Intrigued by the Monroe question, I discovered a pair of federal court cases discussing the posthumous rights of Marilyn Monroe — Milton H. Greene Archives, Inc. v. CMG Worldwide, Inc. and Shaw Family Archives Ltd. v. CMG Worldwide, Inc. — which held that because (a) Monroe died before California’s Celebrity Rights Act was passed in 1985, and (b) the state of New York does not recognize a right of publicity after the artist’s death, Monroe’s name, image, and voice are now in the public domain in the states of California and New York. By implication, they would also be in the public domain in any state that, at the time of Monroe’s death in 1962, did not recognize a right of publicity that survived the artist’s death.

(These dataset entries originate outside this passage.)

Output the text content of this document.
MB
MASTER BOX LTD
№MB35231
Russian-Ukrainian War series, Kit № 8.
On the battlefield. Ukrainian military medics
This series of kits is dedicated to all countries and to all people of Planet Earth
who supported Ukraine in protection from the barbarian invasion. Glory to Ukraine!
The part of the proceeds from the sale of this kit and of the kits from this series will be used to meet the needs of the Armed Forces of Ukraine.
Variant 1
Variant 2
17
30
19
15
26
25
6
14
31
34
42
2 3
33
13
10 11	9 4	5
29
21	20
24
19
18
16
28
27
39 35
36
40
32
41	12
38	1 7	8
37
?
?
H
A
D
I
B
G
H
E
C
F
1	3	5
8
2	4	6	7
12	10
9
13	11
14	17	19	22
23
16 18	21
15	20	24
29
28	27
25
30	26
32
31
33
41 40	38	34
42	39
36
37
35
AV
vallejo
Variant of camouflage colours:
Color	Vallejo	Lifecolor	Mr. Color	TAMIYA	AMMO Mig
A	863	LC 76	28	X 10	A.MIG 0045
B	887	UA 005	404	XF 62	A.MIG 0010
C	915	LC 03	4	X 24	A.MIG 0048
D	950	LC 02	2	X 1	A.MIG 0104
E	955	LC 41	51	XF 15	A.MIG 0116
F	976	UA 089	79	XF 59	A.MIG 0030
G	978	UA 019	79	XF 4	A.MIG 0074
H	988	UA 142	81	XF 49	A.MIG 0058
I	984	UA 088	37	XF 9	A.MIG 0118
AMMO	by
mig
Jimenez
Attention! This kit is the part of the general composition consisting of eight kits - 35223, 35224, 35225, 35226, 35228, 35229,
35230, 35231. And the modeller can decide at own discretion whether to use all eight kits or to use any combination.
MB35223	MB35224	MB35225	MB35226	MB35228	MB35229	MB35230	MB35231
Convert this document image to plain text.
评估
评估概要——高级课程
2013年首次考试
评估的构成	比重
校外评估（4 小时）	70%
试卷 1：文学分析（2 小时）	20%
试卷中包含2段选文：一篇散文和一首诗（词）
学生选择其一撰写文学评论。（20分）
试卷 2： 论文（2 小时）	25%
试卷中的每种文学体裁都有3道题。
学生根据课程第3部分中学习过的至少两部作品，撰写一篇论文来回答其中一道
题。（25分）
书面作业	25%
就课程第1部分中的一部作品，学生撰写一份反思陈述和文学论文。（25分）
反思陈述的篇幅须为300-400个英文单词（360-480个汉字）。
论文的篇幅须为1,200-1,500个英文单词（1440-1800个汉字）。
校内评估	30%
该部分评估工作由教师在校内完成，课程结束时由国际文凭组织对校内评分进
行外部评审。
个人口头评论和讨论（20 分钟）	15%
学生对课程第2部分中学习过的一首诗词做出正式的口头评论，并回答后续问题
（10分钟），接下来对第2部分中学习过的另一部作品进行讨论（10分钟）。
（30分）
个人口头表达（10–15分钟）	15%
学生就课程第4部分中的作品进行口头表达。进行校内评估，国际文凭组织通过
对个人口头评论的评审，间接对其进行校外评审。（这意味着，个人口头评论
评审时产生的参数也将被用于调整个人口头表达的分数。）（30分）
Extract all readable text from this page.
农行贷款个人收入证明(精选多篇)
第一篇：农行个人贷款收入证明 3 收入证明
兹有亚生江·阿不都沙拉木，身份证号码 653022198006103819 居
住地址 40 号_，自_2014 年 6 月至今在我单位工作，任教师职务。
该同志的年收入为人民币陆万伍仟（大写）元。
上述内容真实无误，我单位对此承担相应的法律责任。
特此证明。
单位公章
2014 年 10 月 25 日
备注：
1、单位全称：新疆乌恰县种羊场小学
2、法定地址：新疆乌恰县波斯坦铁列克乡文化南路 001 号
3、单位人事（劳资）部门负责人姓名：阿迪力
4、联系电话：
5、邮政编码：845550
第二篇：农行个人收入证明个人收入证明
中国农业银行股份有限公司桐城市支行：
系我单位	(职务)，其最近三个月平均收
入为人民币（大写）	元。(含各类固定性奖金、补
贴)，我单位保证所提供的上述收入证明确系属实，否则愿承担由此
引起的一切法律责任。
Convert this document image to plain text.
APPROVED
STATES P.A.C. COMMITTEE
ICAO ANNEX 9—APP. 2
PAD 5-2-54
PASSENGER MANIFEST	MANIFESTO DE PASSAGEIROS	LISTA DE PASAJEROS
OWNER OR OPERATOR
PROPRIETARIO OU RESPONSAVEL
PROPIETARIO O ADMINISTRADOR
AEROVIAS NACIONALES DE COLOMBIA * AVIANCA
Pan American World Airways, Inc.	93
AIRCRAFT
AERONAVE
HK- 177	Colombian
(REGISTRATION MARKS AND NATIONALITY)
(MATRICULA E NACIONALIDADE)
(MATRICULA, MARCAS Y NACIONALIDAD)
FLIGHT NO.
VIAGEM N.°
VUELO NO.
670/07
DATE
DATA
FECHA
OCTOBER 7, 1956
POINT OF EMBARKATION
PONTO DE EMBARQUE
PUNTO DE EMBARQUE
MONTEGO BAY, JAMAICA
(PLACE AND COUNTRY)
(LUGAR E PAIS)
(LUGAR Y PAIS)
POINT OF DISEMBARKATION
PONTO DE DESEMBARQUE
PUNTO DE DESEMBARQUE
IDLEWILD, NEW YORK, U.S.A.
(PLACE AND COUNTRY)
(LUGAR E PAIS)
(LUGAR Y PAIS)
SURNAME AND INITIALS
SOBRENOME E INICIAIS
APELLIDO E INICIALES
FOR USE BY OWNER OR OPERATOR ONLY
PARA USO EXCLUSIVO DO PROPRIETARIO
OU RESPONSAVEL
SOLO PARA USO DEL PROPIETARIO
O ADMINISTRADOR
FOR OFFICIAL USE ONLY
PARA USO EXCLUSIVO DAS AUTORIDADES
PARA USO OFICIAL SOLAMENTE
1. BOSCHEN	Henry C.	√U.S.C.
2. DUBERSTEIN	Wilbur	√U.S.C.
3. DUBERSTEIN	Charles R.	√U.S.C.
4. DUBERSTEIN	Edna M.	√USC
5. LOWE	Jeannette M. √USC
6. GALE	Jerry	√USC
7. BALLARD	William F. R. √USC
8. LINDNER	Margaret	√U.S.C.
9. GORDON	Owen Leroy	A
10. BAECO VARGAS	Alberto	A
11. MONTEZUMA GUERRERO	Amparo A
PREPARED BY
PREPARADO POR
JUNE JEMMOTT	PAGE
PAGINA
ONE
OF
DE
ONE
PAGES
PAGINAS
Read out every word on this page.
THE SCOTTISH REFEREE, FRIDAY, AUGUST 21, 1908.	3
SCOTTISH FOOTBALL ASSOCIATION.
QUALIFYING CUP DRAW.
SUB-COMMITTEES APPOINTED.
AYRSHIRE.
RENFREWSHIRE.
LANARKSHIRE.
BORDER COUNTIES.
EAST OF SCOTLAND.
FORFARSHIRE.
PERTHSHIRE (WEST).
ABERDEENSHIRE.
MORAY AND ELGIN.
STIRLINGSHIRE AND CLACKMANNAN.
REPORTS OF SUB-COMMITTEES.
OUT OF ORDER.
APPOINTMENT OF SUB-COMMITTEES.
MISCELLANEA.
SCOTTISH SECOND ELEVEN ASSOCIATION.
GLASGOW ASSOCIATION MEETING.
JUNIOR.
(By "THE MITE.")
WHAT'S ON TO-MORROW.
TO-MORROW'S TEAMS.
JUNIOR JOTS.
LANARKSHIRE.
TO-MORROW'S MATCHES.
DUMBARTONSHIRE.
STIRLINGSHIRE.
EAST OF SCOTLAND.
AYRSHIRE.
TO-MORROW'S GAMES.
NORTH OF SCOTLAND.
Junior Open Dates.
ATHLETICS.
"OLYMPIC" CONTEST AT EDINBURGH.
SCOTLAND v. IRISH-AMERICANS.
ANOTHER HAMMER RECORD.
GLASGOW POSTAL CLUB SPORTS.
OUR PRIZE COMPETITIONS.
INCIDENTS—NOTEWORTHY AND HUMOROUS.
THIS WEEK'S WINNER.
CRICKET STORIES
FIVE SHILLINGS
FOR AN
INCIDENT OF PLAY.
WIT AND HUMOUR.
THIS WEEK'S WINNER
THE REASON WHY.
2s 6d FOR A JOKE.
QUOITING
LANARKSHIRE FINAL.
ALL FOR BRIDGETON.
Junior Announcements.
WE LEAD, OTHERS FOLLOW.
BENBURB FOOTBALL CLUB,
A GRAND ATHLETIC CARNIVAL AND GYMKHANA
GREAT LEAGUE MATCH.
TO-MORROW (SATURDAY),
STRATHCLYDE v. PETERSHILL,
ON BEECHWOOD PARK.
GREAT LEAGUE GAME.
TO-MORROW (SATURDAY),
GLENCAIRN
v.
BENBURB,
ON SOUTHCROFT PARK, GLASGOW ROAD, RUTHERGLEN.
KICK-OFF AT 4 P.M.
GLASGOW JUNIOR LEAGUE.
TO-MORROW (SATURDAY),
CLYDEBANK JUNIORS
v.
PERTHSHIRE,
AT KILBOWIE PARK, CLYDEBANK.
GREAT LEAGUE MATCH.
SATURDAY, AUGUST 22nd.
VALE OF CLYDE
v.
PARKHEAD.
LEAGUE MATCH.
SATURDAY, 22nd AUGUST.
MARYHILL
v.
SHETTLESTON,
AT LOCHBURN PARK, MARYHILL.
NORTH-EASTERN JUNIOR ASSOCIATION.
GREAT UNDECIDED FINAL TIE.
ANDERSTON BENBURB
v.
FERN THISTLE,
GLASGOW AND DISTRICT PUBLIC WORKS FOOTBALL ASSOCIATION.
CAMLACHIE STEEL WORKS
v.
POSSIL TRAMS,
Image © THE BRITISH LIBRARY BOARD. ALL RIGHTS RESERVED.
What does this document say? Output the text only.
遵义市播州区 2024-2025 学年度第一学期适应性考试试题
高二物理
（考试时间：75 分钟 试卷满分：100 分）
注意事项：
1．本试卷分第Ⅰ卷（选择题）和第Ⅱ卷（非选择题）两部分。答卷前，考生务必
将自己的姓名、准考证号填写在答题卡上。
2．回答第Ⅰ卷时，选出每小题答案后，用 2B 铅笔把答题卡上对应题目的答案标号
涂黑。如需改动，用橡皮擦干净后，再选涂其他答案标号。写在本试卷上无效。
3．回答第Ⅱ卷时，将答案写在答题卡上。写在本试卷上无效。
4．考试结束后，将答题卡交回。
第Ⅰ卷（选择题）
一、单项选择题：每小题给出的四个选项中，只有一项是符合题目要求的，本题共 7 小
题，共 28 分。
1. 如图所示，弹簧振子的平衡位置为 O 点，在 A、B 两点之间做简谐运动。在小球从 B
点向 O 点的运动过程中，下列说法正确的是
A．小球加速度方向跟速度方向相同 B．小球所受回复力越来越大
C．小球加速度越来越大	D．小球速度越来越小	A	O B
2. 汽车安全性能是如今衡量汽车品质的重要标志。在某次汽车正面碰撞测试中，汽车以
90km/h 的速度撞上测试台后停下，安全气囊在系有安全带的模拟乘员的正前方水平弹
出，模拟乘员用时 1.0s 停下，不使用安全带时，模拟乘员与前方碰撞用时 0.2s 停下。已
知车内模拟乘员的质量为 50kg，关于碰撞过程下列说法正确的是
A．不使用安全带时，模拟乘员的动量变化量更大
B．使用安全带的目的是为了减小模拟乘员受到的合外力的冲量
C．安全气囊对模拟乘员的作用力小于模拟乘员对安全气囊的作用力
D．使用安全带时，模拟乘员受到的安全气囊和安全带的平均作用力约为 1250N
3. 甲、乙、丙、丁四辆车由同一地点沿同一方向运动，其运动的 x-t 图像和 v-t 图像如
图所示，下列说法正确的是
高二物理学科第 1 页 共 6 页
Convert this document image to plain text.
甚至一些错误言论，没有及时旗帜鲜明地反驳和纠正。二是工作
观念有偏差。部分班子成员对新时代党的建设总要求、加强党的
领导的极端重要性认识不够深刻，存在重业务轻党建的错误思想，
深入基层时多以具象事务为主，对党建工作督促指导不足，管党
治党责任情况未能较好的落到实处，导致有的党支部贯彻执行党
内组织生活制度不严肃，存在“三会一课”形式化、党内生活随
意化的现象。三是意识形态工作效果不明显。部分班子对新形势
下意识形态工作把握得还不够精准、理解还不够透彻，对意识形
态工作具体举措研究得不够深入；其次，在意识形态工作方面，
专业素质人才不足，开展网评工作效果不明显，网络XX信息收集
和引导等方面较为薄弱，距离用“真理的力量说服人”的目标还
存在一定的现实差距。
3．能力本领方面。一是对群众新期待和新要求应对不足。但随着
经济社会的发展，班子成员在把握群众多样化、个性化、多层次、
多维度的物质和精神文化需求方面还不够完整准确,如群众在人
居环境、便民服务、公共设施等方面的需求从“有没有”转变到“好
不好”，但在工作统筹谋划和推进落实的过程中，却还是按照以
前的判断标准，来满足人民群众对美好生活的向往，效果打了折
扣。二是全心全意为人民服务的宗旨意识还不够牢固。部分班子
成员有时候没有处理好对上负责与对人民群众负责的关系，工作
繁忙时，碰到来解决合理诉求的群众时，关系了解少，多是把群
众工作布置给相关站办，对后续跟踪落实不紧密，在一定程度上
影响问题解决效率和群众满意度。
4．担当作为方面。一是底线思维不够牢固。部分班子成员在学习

In response to those rulings, California passed legislation that created descendible rights of publicity that last 70 years after death — retroactively — for any person who died after January 1, 1938. Armed with the newly-passed SB 771, in 2007 the heirs of Monroe’s estate moved for reconsideration in the Milton H. Greene case. While the court agreed that due to the passage of the bill, Monroe’s heirs had standing to assert Monroe’s posthumous right of publicity under California law, in a strange twist of fate — because of inconsistent positions previously taken by Monroe’s estate before the California taxing authorities (which had the effect of drastically reducing her estate tax) — the court ruled that the heirs were barred from claiming that Monroe lived in California at the time of her death. Which meant, in polite terms, Game over, heirs. Do not pass Go. Do not collect $200.
In short, the public now owns Marilyn, so Megan Fox is at liberty to flaunt her Marilyn tattoo to all and sundry, without fear of prosecution from the grave. And should you, yourself, desire to adorn your body with an image of America’s great Hollywood diva, you may do so as well. You may even wear her proudly on your forehead — though it’s unlikely to do much for your career.